Compared to serious cyclists, 500 miles in four months is nothing -- about 125 miles per month, 30 miles per week (seven miles per day, if you wanted to break it down that far). Casual hobbyists tend to average 50-100 miles a week; pros often ride 100 miles or longer in a single day. Fifty miles a week is something I consider a reasonable goal for long-term fitness -- if I count all my errands-running and office-work as well as the weekly group ride and what passes for individual training rides. And as I gear up for the Tour de Cure in June, I expect to be riding longer and more challenging rides. My aim for May is a minimum of 200 miles. After my 8.7-mile errands ride today, I've made that distance in April.
Gold's Gym, in conjunction with the American Diabetes Association's Tour de Cure, makes available a twelve-week training program -- which I finally looked at two or three weeks ago. Based on my comfortable-range and the distance I'll be riding in June, I'm right in their schedule. On the other hand, the plan through Polar Personal Trainer is a six-week plan that is more detailed, more ambitious time-wise, and probably more appropriate to what my final ride will be like.

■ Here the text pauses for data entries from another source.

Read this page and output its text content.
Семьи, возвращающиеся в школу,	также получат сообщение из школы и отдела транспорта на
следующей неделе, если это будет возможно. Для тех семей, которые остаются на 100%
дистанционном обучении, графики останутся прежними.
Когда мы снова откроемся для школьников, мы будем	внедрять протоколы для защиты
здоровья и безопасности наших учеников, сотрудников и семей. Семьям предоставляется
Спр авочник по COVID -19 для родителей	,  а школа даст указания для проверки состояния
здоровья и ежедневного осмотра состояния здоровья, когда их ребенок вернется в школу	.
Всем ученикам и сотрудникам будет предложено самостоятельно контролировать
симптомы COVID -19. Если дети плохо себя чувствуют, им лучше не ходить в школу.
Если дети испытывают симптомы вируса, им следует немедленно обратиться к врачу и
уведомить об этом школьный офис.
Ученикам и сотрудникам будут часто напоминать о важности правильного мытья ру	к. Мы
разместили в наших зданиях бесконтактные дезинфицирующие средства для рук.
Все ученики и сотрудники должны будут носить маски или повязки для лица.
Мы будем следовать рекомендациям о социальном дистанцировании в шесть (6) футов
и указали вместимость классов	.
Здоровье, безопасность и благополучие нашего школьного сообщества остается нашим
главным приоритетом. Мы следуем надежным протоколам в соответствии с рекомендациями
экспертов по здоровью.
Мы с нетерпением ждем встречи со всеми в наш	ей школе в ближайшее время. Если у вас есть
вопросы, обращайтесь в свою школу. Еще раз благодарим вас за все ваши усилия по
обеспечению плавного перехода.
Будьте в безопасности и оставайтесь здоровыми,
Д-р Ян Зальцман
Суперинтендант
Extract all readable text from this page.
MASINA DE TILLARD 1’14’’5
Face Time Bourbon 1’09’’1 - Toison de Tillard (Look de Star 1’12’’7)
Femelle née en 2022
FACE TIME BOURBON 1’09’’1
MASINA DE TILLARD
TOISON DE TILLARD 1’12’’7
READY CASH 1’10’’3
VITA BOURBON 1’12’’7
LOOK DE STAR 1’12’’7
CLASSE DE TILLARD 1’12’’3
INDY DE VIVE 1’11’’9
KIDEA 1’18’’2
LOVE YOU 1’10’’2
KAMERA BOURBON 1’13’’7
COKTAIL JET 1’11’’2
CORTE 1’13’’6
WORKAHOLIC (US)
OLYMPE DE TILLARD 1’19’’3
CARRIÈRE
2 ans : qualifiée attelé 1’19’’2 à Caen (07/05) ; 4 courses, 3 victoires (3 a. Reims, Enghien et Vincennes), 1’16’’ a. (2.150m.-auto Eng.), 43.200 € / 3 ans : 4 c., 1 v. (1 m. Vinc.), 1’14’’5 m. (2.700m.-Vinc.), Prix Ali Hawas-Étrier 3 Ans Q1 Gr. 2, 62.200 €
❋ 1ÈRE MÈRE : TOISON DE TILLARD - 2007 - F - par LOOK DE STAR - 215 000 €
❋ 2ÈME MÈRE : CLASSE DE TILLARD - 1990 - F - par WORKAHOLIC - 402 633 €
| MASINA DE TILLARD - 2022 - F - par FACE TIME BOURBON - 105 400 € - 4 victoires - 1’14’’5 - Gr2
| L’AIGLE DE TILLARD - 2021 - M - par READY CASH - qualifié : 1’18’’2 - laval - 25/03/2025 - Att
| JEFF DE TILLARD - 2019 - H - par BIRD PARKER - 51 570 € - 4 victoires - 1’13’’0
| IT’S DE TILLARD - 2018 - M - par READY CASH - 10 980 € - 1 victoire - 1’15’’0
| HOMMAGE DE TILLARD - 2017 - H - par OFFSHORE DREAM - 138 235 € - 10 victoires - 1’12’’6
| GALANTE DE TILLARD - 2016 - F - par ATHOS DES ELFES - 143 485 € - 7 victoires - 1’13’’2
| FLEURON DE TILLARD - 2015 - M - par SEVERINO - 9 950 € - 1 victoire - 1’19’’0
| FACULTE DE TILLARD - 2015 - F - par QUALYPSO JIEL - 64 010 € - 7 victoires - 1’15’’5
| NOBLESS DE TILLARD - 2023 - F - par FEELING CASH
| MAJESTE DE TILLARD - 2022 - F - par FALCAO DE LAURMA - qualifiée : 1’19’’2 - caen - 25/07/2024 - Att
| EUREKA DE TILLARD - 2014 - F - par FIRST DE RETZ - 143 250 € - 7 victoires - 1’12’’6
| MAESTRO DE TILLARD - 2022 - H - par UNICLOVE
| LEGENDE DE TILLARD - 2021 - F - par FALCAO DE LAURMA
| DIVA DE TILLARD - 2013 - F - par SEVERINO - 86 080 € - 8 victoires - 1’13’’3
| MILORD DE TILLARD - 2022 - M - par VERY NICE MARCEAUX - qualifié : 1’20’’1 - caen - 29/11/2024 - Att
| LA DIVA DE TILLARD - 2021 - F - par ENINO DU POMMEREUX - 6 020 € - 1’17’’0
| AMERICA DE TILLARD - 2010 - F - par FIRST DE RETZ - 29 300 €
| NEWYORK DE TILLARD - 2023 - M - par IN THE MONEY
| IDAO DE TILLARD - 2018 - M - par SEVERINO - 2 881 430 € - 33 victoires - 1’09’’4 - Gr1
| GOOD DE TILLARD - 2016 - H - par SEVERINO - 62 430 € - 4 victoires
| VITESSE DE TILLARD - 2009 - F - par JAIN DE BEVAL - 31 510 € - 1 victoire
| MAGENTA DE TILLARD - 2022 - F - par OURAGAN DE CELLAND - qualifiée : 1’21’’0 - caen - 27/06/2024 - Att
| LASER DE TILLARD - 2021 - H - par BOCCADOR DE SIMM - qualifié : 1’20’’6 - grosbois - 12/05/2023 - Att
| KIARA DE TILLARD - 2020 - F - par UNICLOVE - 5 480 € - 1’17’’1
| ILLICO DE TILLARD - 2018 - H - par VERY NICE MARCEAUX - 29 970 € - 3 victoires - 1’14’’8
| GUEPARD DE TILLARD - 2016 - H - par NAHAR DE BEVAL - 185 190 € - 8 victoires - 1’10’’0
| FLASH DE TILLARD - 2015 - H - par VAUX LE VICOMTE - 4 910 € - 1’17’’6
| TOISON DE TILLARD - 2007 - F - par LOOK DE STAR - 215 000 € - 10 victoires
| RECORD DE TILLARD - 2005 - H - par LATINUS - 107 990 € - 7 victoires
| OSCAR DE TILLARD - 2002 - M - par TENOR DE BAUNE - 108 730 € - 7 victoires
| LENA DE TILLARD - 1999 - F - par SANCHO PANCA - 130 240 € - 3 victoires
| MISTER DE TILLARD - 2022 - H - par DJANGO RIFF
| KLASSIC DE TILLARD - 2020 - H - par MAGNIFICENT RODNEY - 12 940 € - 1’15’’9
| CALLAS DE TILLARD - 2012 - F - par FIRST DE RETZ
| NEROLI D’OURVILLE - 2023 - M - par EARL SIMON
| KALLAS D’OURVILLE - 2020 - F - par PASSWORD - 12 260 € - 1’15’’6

On the third hand, it expects me to be able to handle hills at a heart rate barely above that of sitting still, while the reality is that I red-zone very quickly when climbing. I'm not sure whether it's geared to people who are much more fit than I am, or if that program will condition me to the point where I will be able to climb without hitting heart rates that have some cardiology techs pushing the "stop" button on the treadmill stress test.
"Not a shirt on my back, not a penny to my name..."
I'm actually okay on jerseys (as long as I do the laundry every third day), but I'm still way behind in the most important part of the Tour: fundraising. How many times can I hit up the same people and say, "Please sponsor me!" before they become so annoyed that they're ready to toss me out the door before I've even stepped inside? (There's that old song, "The Thing", but that's fodder for another post.) I need to find a new group of people to hit up for donations so I can hitch onto that Tour de Cure train ride...
"You can hear the whistle blow, a hundred miles..."
And... back to that stress test... My latest was ten days ago, and it was the first one I've had done without contrast -- so instead of a four-hour ordeal with a needle stuck painfully in my arm, preceded by several hours' fasting, it was twenty minutes and twelve electrical leads. The real stress of this test, though, was that the software instructed the tech to get my heart rate up to 189 beats per minute. I'm pretty sure this was the same software that was used for my last stress test, at which time the tech had set a goal of 149, which was 85% of theoretical maximum, based on the standard algorithm of HR(max) = 220 - age in years. The machine was telling the tech to set me up for 86% of the maximum heart rate of an infant! Now, while I'm among the first to admit my self-image (body and personality) is considerably younger than my real age, thinking of me an infant is really taking things a bit too far.
"Riding to 'save' my life" -- however multiply-nuanced the phrase might be -- isn't. Just ask anyone on two wheels.